Pets in Distress? Relief Command Center Is There to Help

When a major flood strikes a community, and Fido's owners have evacuated the area, who're you going to call?

The "rolling disaster relief command center!"

Actually, it's a sleek, well-outfitted, 75-foot trailer truck that is used to rescue injured or lost animals caught in most types of disasters.

The roving vehicle - which houses nine rescue workers and is equipped with inflatable and motor boats, a four-wheel-drive vehicle, and a communications office - serves as both a mobile animal shelter and veterinary clinic. Project HEART (Humane Emergency Animal Relief Team), as it is called, is sponsored by the American Humane Association.

Last month, the truck was dispatched to Kentucky for two weeks during the Midwest flooding, where a four-person team manned a temporary shelter in the town of Falmouth.

The crew helped return 20 to 30 lost animals to their owners, friends of owners, or boarding kennels, says Doug Trowbridge, Humane Association field services director. Rescue workers also helped bail out the flooded Humane Association shelter in Frankfort that was under five feet of water.

"This was our first disaster where Project HEART was brought to the site. It worked well," Mr. Trowbridge says.

Resources for rescuing pets are minimal during disasters, says Nick Gilman, a Project HEART crew member. Rescue workers trying to save animals have difficulty getting hold of boats and other rescue aids during floods. Rental cars and hotel rooms are scarce as well. That's where Project HEART comes in, says Mr. Gilman.

"We don't take away from local resources, we add to them," he says.

The American Humane Association has been rescuing animals from disaster since 1916. In 1994, during flooding in Albany, Ga., crews rescued more than 800 animals in 10 days.
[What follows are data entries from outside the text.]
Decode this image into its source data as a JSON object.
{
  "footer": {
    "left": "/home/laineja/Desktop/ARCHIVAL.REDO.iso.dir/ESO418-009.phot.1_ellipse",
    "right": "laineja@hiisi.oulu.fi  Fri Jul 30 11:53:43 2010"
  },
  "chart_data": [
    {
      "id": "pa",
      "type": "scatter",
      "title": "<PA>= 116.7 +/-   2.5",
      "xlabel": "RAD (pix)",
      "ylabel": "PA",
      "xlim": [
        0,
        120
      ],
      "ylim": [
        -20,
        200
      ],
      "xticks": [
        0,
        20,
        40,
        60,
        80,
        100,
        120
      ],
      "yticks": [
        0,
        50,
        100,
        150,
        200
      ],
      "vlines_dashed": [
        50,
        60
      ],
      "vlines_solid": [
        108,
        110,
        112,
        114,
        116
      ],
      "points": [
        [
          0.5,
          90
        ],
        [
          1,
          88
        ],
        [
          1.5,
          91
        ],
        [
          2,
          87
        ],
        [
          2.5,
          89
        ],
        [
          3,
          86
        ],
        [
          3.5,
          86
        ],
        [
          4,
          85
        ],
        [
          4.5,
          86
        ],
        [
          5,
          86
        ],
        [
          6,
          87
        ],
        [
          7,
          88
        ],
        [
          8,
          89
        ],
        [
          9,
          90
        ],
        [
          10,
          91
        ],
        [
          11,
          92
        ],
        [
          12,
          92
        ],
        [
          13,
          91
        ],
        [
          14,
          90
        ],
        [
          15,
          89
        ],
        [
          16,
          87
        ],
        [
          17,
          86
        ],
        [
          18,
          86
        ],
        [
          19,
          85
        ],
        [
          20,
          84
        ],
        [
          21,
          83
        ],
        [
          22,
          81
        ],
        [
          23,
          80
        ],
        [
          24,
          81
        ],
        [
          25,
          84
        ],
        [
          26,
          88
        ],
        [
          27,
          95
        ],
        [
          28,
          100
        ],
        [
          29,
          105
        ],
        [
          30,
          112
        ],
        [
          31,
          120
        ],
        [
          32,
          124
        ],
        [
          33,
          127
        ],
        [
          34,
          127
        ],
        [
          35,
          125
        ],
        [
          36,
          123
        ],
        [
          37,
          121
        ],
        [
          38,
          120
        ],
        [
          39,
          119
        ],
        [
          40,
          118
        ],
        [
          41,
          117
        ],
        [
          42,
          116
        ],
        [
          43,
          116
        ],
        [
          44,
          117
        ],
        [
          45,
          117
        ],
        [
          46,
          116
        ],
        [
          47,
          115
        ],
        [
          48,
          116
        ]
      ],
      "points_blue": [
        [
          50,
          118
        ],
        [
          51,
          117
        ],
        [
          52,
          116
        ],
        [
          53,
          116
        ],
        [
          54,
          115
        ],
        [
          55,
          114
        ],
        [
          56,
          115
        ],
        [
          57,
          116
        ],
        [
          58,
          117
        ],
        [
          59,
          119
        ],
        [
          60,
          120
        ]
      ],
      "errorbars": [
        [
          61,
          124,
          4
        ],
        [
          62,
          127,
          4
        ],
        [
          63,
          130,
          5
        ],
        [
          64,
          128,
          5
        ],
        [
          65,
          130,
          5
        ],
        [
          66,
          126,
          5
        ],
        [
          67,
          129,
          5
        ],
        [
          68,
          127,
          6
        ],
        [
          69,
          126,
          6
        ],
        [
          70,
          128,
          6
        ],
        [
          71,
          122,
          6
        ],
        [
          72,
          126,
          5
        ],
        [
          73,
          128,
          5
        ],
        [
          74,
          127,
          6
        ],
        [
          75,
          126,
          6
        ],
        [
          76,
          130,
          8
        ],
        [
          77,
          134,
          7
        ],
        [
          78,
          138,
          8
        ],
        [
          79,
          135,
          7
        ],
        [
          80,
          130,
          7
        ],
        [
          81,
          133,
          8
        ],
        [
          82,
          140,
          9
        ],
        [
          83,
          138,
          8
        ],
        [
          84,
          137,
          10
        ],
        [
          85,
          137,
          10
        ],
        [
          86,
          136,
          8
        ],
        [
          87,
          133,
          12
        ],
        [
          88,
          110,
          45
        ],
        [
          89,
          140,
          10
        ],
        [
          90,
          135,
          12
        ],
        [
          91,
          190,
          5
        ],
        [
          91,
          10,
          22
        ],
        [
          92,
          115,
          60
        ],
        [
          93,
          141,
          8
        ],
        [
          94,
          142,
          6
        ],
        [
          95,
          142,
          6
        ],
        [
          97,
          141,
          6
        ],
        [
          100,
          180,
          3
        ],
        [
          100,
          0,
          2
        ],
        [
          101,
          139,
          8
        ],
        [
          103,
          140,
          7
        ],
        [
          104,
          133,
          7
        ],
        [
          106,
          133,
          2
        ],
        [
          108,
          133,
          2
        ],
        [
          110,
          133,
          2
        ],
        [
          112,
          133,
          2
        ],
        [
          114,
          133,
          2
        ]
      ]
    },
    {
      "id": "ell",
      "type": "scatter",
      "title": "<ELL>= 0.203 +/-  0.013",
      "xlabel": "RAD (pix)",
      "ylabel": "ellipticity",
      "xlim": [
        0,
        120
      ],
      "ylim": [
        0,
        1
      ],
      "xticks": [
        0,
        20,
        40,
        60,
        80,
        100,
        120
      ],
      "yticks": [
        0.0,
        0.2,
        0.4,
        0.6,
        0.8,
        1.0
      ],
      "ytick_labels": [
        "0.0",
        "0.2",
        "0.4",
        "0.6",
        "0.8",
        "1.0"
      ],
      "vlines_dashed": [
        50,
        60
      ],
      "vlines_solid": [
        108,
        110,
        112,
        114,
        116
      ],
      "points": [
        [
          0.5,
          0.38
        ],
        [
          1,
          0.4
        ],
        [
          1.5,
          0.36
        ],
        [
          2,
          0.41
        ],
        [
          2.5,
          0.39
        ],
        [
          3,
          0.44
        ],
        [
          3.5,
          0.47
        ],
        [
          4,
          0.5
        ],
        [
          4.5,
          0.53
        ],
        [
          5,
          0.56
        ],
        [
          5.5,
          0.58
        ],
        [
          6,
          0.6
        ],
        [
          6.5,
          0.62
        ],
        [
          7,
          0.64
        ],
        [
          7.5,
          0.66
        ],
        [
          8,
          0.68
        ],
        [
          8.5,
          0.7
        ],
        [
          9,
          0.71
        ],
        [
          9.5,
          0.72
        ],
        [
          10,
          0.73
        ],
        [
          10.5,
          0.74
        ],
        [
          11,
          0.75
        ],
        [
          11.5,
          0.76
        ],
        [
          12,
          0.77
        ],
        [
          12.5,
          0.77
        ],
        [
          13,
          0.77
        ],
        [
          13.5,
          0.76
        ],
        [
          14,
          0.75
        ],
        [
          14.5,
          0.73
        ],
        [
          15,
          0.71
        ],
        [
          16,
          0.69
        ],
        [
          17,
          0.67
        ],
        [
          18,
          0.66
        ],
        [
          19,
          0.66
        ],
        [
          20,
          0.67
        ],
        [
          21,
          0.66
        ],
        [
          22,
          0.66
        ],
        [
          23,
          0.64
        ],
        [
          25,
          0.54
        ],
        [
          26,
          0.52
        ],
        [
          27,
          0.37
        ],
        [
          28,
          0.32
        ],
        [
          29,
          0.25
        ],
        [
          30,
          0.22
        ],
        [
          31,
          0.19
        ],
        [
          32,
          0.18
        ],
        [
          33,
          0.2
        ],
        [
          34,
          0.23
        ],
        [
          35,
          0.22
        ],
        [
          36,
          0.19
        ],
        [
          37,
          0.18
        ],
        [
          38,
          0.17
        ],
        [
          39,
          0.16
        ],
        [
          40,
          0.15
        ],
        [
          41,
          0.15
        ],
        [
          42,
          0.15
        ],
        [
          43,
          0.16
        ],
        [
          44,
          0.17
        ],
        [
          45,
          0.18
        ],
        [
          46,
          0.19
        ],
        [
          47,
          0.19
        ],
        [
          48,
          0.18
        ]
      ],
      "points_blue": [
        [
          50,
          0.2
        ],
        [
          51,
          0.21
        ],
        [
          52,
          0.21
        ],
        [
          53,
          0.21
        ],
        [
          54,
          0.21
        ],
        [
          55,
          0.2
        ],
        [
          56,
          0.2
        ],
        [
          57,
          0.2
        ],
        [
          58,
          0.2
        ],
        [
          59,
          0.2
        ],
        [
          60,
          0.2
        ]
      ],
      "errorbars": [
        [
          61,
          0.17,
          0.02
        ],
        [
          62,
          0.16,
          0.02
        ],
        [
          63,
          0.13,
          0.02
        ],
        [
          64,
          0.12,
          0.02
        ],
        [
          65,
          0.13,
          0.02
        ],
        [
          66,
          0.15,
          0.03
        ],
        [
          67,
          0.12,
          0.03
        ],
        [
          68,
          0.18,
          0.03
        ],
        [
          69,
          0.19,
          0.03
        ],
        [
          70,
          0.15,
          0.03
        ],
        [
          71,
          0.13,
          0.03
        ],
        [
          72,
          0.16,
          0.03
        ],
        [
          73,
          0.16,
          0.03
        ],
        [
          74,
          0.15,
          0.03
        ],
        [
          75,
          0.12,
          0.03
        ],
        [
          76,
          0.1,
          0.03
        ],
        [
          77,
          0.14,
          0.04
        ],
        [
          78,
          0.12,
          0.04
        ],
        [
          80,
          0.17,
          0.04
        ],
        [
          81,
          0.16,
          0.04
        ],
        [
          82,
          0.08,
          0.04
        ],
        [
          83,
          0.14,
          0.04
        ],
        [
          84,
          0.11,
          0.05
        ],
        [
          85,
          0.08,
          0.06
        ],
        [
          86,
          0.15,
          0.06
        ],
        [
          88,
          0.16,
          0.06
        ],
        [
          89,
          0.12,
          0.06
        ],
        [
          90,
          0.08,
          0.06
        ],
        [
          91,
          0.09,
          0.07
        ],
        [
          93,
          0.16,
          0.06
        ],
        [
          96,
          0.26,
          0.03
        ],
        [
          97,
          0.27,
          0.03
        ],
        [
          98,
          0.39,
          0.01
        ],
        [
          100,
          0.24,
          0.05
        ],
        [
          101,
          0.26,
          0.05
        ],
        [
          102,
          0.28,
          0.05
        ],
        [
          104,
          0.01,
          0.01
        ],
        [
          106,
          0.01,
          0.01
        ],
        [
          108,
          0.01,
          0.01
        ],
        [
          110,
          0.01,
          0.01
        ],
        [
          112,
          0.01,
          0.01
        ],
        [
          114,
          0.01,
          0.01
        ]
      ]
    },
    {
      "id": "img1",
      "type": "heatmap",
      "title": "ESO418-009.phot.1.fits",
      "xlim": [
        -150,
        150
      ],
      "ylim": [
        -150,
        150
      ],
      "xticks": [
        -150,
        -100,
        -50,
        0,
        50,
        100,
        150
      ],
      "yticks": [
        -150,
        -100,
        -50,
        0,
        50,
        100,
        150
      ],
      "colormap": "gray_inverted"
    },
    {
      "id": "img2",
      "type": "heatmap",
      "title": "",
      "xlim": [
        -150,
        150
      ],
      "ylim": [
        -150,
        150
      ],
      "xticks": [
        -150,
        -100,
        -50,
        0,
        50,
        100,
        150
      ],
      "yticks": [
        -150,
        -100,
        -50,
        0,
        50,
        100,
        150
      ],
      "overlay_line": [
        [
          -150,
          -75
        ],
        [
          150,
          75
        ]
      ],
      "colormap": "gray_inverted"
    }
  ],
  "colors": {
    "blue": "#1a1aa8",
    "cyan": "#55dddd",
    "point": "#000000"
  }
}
"We could see cats and dogs on top of their houses," says Gilman. "People had been successfully moved, but there was no [help] for the animals."

The new truck, which made its debut last fall, is based at office headquarters in Denver. When not involved in rescue work, Project HEART acts as a spay/neuter clinic for pets in inner cities, on Indian reservations, and in rural areas. Last fall, the Project HEART crew traveled to Long Island, N.Y., Boston, and St. Louis and met with animal shelter groups as part of a publicity tour.

Anticipating more flooding in the Midwest, Project HEART crew members will soon be traveling to the St. Louis area.